Interadnet Serves Cookie-Free Ad Diet

Hoping the cookie crumbles the right way for its new Cookie-less ad serving technology, Internet ad service Interadnet began a direct mail campaign last week touting the immediate availability of its technology.

Over two days, Interadnet sent more than 260 pieces containing an oversized chocolate chip cookie to advertisers and agencies, pharmaceutical and financial companies and companies that market to minors. Interadnet, Raleigh, NC, targeted vice presidents of interactive media, account directors and media directors at Fortune 1000 companies and large-sized companies in those industries. A print campaign in trade publications also debuted last week.

Interadnet says its Cookie-less ad serving is the first technology for this purpose to do without cookies — small pieces of electronic information that are placed onto a PC's central processing unit to track browsing behavior.

The decision to develop Cookie-less ad serving was based on the belief that there's been much discussion on privacy but little action in providing tools that meet the needs of organizations and businesses. The company claims that its technology will provide most of the same functions as ad servers that use cookies, including impression and click-through data, real-time reporting, instantaneous creative change and e-mail alerts.

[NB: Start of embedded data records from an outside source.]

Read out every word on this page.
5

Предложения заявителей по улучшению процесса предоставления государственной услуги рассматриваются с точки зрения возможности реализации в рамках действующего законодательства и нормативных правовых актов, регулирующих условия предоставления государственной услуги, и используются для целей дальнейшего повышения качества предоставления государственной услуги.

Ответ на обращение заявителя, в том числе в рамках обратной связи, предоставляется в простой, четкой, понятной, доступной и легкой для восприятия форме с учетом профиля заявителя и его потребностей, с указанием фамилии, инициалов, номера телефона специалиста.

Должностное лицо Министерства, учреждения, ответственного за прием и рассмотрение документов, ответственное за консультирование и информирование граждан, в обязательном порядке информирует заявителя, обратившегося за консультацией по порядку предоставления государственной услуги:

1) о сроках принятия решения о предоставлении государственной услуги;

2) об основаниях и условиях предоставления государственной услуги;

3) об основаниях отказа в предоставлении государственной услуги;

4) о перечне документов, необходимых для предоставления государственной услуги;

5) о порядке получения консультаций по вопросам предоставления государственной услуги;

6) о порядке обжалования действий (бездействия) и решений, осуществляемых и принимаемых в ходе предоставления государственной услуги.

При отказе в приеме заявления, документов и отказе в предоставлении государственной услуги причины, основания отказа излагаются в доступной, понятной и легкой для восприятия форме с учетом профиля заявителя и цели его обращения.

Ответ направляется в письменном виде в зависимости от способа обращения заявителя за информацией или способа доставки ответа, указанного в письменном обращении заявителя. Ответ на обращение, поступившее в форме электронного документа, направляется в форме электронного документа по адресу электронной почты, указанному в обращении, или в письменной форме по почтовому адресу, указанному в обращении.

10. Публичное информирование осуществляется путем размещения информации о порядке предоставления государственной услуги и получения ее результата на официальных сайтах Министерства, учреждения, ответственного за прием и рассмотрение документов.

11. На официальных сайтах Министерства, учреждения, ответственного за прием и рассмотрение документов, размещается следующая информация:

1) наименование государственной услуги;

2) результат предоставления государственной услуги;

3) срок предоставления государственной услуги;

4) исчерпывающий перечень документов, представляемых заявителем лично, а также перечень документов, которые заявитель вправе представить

Other features will include geographic reporting (measures campaign impact via city, state, etc.), server analysis (compares and contrasts the success of various online campaigns and/or brands) and site reporter (tracks the number of completions and sales regardless of whether they've been generated by a particular online campaign).

The technology is also set up at the campaign level, allowing advertisers to alternate between ad serving with or without cookies for each campaign.

The direct mail piece is a CD container-sized case with the chocolate chip cookie inside. The outside of the case reads, “Take the first step towards cookie less advertising and stomp the crap out of your privacy concerns.” Clark Williams, director of marketing at Interadnet, said using the word “crap” made the text more “everyday” and helped distinguish Interadnet from its competition.

“Our competitors take this technology high road that makes them seem not even human,” he said. “We're people, and this is how people talk. We felt it would also give the campaign more of an edge that our target market would appreciate.”

Williams said no negative feedback on the matter had been received yet.

An informational pamphlet was included, the cover of which displays a picture of a smashed chocolate chip cookie with a boot print in the middle of it. The inside has information regarding Cookie-less ad serving and provides a toll-free number and Web address as response mechanisms. Of the 260 pieces, 60 offer a free pair of Timberland boots for those who respond to the sales person identified.

“That offer was made to the best prospects,” Williams said. “They are the gorillas, so to speak.”

Developing the mail pieces cost about $10 to $12 each. A pair of Timberland boots costs more than $100, Williams said.

Williams said one major ad agency is using the technology for a government-funded project. He would not disclose the agency's name. Pricing for the technology is done on a CPM basis.

Interadnet worked with Renegade Marketing Group, New York, on the campaign.